L'idealista possiede una forte intuizione verso le persone e vi si affida pesantemente per navigare nella vita. Usano costantemente le loro scoperte per cercare il significato della vita. Ogni evento e ogni conoscenza che incontrano viene confrontata con il loro sistema di valori, valutando se aiuti a correggere o alterare il corso della loro vita. L'obiettivo centrale rimane costante: aiutare gli altri per una vita migliore.
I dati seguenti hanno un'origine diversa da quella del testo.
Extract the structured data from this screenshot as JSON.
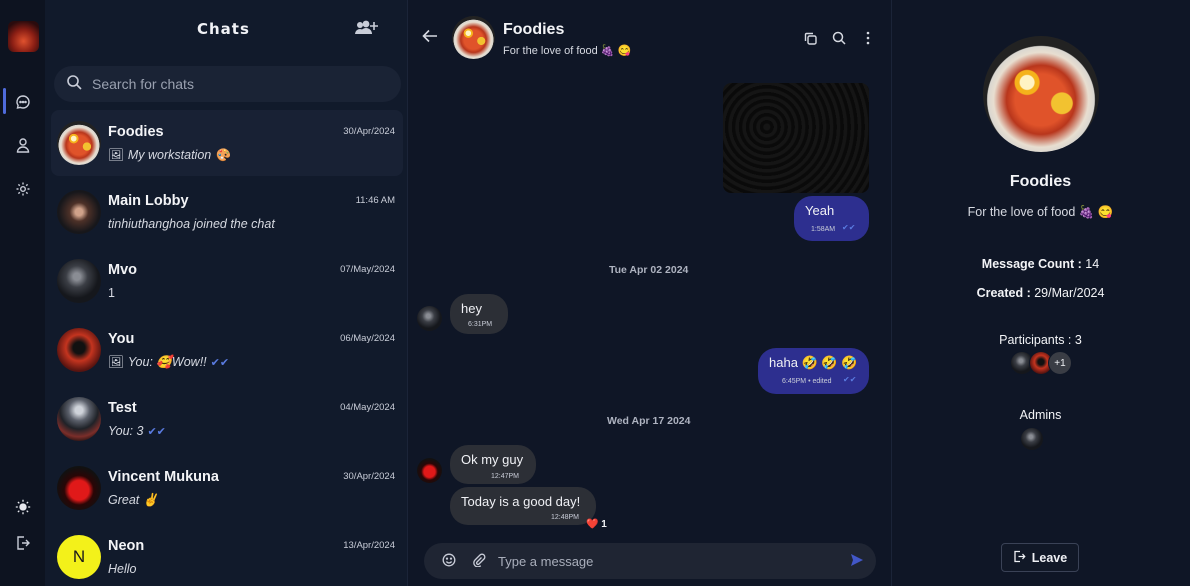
{
  "rail": {
    "icons": [
      "chat-icon",
      "user-icon",
      "settings-icon",
      "theme-sun-icon",
      "logout-icon"
    ]
  },
  "chatlist": {
    "title": "Chats",
    "search_placeholder": "Search for chats",
    "chats": [
      {
        "name": "Foodies",
        "date": "30/Apr/2024",
        "preview": "My workstation 🎨",
        "has_image_icon": true
      },
      {
        "name": "Main Lobby",
        "date": "11:46 AM",
        "preview": "tinhiuthanghoa joined the chat"
      },
      {
        "name": "Mvo",
        "date": "07/May/2024",
        "preview": "1"
      },
      {
        "name": "You",
        "date": "06/May/2024",
        "preview": "You: 🥰Wow!!",
        "has_image_icon": true
      },
      {
        "name": "Test",
        "date": "04/May/2024",
        "preview": "You: 3"
      },
      {
        "name": "Vincent Mukuna",
        "date": "30/Apr/2024",
        "preview": "Great ✌️"
      },
      {
        "name": "Neon",
        "date": "13/Apr/2024",
        "preview": "Hello",
        "initial": "N"
      }
    ]
  },
  "conversation": {
    "name": "Foodies",
    "subtitle": "For the love of food 🍇 😋",
    "messages": [
      {
        "text": "Yeah",
        "time": "1:58AM"
      },
      {
        "day": "Tue Apr 02 2024"
      },
      {
        "text": "hey",
        "time": "6:31PM"
      },
      {
        "text": "haha 🤣 🤣 🤣",
        "time": "6:45PM • edited"
      },
      {
        "day": "Wed Apr 17 2024"
      },
      {
        "text": "Ok my guy",
        "time": "12:47PM"
      },
      {
        "text": "Today is a good day!",
        "time": "12:48PM",
        "reaction": "❤️ 1"
      }
    ],
    "composer_placeholder": "Type a message"
  },
  "info": {
    "name": "Foodies",
    "description": "For the love of food 🍇 😋",
    "message_count_label": "Message Count :",
    "message_count": "14",
    "created_label": "Created :",
    "created": "29/Mar/2024",
    "participants_label": "Participants :",
    "participants": "3",
    "participants_more": "+1",
    "admins_label": "Admins",
    "leave_label": "Leave"
  }
}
In generale, l'idealista ha un profondo apprezzamento per gli altri, essendo un buon ascoltatore e tollerante. Sebbene possano proteggere le proprie emozioni, si preoccupano sinceramente di comprendere le persone, un sentimento che gli altri percepiscono, rendendo l'idealista un amico amato. Sono emotivi e compassionevoli verso coloro che conoscono bene.
L'idealista detesta i conflitti e si sforza di evitarli. Se messi di fronte ad essi, affrontano i conflitti basandosi sulle proprie emozioni e sensazioni. Nei conflitti, sono meno preoccupati di chi abbia ragione o torto, ma si concentrano sulle emozioni suscitate. Non vogliono provare dolore, il che potrebbe farli sembrare illogici e irrazionali in situazioni di conflitto. Al contrario, possono fungere da mediatori nelle dispute grazie alla loro capacità di comprendere le prospettive di entrambe le parti e al sincero desiderio di aiutare gli altri.
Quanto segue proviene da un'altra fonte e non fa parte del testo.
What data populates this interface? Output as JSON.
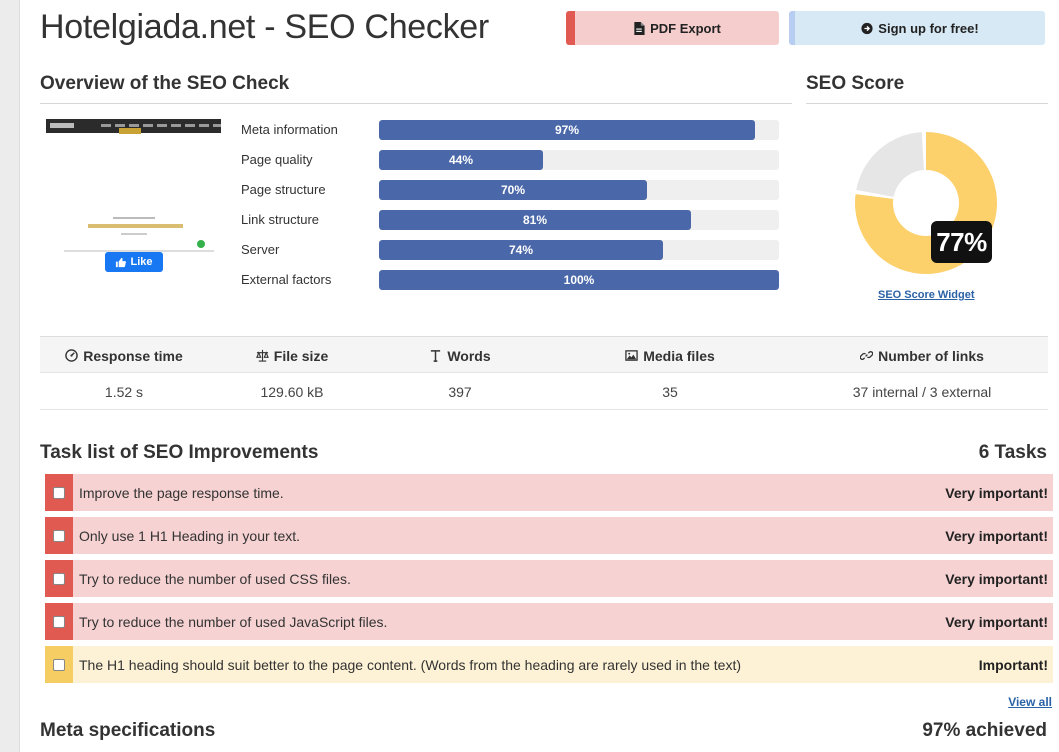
{
  "header": {
    "title": "Hotelgiada.net - SEO Checker",
    "pdf_export_label": "PDF Export",
    "signup_label": "Sign up for free!"
  },
  "overview": {
    "title": "Overview of the SEO Check",
    "like_label": "Like",
    "metrics": [
      {
        "label": "Meta information",
        "value": 97,
        "display": "97%"
      },
      {
        "label": "Page quality",
        "value": 44,
        "display": "44%"
      },
      {
        "label": "Page structure",
        "value": 70,
        "display": "70%"
      },
      {
        "label": "Link structure",
        "value": 81,
        "display": "81%"
      },
      {
        "label": "Server",
        "value": 74,
        "display": "74%"
      },
      {
        "label": "External factors",
        "value": 100,
        "display": "100%"
      }
    ],
    "bar_color": "#4a68a9"
  },
  "seo_score": {
    "title": "SEO Score",
    "value": 77,
    "display": "77%",
    "widget_link": "SEO Score Widget",
    "fill_color": "#fcd06a",
    "rest_color": "#e6e6e6"
  },
  "stats": {
    "headers": [
      {
        "label": "Response time",
        "icon": "gauge-icon"
      },
      {
        "label": "File size",
        "icon": "scale-icon"
      },
      {
        "label": "Words",
        "icon": "text-size-icon"
      },
      {
        "label": "Media files",
        "icon": "image-icon"
      },
      {
        "label": "Number of links",
        "icon": "link-icon"
      }
    ],
    "values": [
      "1.52 s",
      "129.60 kB",
      "397",
      "35",
      "37 internal / 3 external"
    ]
  },
  "tasks": {
    "title": "Task list of SEO Improvements",
    "count": "6 Tasks",
    "items": [
      {
        "text": "Improve the page response time.",
        "priority": "Very important!",
        "level": "red"
      },
      {
        "text": "Only use 1 H1 Heading in your text.",
        "priority": "Very important!",
        "level": "red"
      },
      {
        "text": "Try to reduce the number of used CSS files.",
        "priority": "Very important!",
        "level": "red"
      },
      {
        "text": "Try to reduce the number of used JavaScript files.",
        "priority": "Very important!",
        "level": "red"
      },
      {
        "text": "The H1 heading should suit better to the page content. (Words from the heading are rarely used in the text)",
        "priority": "Important!",
        "level": "yellow"
      }
    ],
    "view_all": "View all"
  },
  "meta": {
    "title": "Meta specifications",
    "achieved": "97% achieved"
  },
  "colors": {
    "very_important": "#e05a52",
    "important": "#f5cd63",
    "link": "#2a62a6"
  }
}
L'idealista è adattabile e indulgente, tranne quando i suoi valori vengono violati. Quando i loro valori sono minacciati, diventano ferventi difensori di queste cause. Anche gli incarichi o i progetti diventano cause per cui lottano. Sebbene non siano fissati sui minimi dettagli, cercano di coprire ogni possibile aspetto con creatività e vigore.
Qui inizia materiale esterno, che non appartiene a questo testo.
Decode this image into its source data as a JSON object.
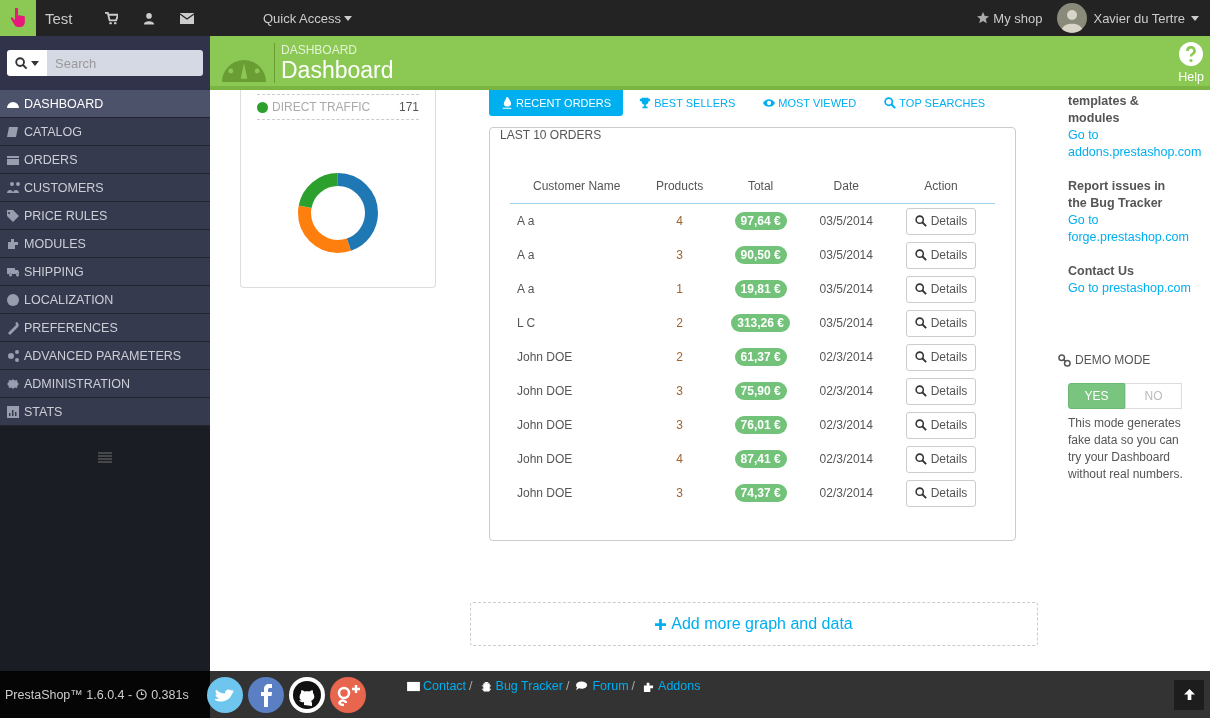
{
  "top_bar": {
    "shop_name": "Test",
    "quick_access": "Quick Access",
    "my_shop": "My shop",
    "user_name": "Xavier du Tertre"
  },
  "sidebar": {
    "search": {
      "placeholder": "Search"
    },
    "items": [
      {
        "label": "DASHBOARD",
        "selected": true
      },
      {
        "label": "CATALOG",
        "selected": false
      },
      {
        "label": "ORDERS",
        "selected": false
      },
      {
        "label": "CUSTOMERS",
        "selected": false
      },
      {
        "label": "PRICE RULES",
        "selected": false
      },
      {
        "label": "MODULES",
        "selected": false
      },
      {
        "label": "SHIPPING",
        "selected": false
      },
      {
        "label": "LOCALIZATION",
        "selected": false
      },
      {
        "label": "PREFERENCES",
        "selected": false
      },
      {
        "label": "ADVANCED PARAMETERS",
        "selected": false
      },
      {
        "label": "ADMINISTRATION",
        "selected": false
      },
      {
        "label": "STATS",
        "selected": false
      }
    ]
  },
  "page_header": {
    "breadcrumb": "DASHBOARD",
    "title": "Dashboard",
    "help": "Help"
  },
  "traffic_widget": {
    "legend": [
      {
        "label": "DIRECT TRAFFIC",
        "value": "171",
        "color": "#2ca02c"
      }
    ]
  },
  "tabs": [
    {
      "label": "RECENT ORDERS",
      "selected": true
    },
    {
      "label": "BEST SELLERS",
      "selected": false
    },
    {
      "label": "MOST VIEWED",
      "selected": false
    },
    {
      "label": "TOP SEARCHES",
      "selected": false
    }
  ],
  "orders_panel": {
    "title": "LAST 10 ORDERS",
    "columns": [
      "Customer Name",
      "Products",
      "Total",
      "Date",
      "Action"
    ],
    "rows": [
      {
        "customer": "A a",
        "products": "4",
        "total": "97,64 €",
        "date": "03/5/2014",
        "action": "Details"
      },
      {
        "customer": "A a",
        "products": "3",
        "total": "90,50 €",
        "date": "03/5/2014",
        "action": "Details"
      },
      {
        "customer": "A a",
        "products": "1",
        "total": "19,81 €",
        "date": "03/5/2014",
        "action": "Details"
      },
      {
        "customer": "L C",
        "products": "2",
        "total": "313,26 €",
        "date": "03/5/2014",
        "action": "Details"
      },
      {
        "customer": "John DOE",
        "products": "2",
        "total": "61,37 €",
        "date": "02/3/2014",
        "action": "Details"
      },
      {
        "customer": "John DOE",
        "products": "3",
        "total": "75,90 €",
        "date": "02/3/2014",
        "action": "Details"
      },
      {
        "customer": "John DOE",
        "products": "3",
        "total": "76,01 €",
        "date": "02/3/2014",
        "action": "Details"
      },
      {
        "customer": "John DOE",
        "products": "4",
        "total": "87,41 €",
        "date": "02/3/2014",
        "action": "Details"
      },
      {
        "customer": "John DOE",
        "products": "3",
        "total": "74,37 €",
        "date": "02/3/2014",
        "action": "Details"
      }
    ]
  },
  "help_links": [
    {
      "title": "templates & modules",
      "link": "Go to addons.prestashop.com"
    },
    {
      "title": "Report issues in the Bug Tracker",
      "link": "Go to forge.prestashop.com"
    },
    {
      "title": "Contact Us",
      "link": "Go to prestashop.com"
    }
  ],
  "demo_mode": {
    "title": "DEMO MODE",
    "options": [
      {
        "label": "YES",
        "selected": true
      },
      {
        "label": "NO",
        "selected": false
      }
    ],
    "description": "This mode generates fake data so you can try your Dashboard without real numbers."
  },
  "add_more": "Add more graph and data",
  "footer": {
    "version": "PrestaShop™ 1.6.0.4 -",
    "time": "0.381s",
    "links": [
      {
        "label": "Contact",
        "separator": "/"
      },
      {
        "label": "Bug Tracker",
        "separator": "/"
      },
      {
        "label": "Forum",
        "separator": "/"
      },
      {
        "label": "Addons"
      }
    ]
  }
}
Non interagiscono bene con le teorie, le scienze pure o la logica. La loro attenzione ai sentimenti e alle condizioni di vita umane rende difficile per loro accettare giudizi razionali che ignorano il lato umano. La maggior parte degli idealisti evita o fatica con tali analisi. Sotto pressione, potrebbero abusare della logica in preda alla rabbia, presentando un argomento emotivo dopo l'altro.
L'idealista è implacabile nella ricerca della perfezione, stabilendo standard eccezionalmente alti. Di conseguenza, possono essere duri con se stessi, sentendosi spesso insoddisfatti dei propri risultati. Potrebbero affrontare sfide lavorando in gruppi dove il loro livello di soddisfazione supera quello degli altri. Anche il controllo e la leadership nei gruppi di lavoro possono rappresentare problemi per l'idealista. Equilibrare i propri ideali con le esigenze della vita quotidiana è fondamentale; altrimenti, potrebbero sentirsi confusi e paralizzati nelle loro attività.
In genere, l'idealista è uno scrittore di talento. Sebbene possano avere difficoltà con l'espressione verbale delle emozioni, eccellono nell'articolare i propri pensieri sulla carta. Spesso brillano nel lavoro sociale, nell'istruzione o nella consulenza, dando il meglio di sé quando lavorano per il bene comune senza fare affidamento sulla logica.
Una persona idealista che lavora nel proprio ambito naturale può realizzare cose straordinarie e bellissime senza attribuirsi molti meriti. Molte delle figure umane più famose della storia erano idealisti.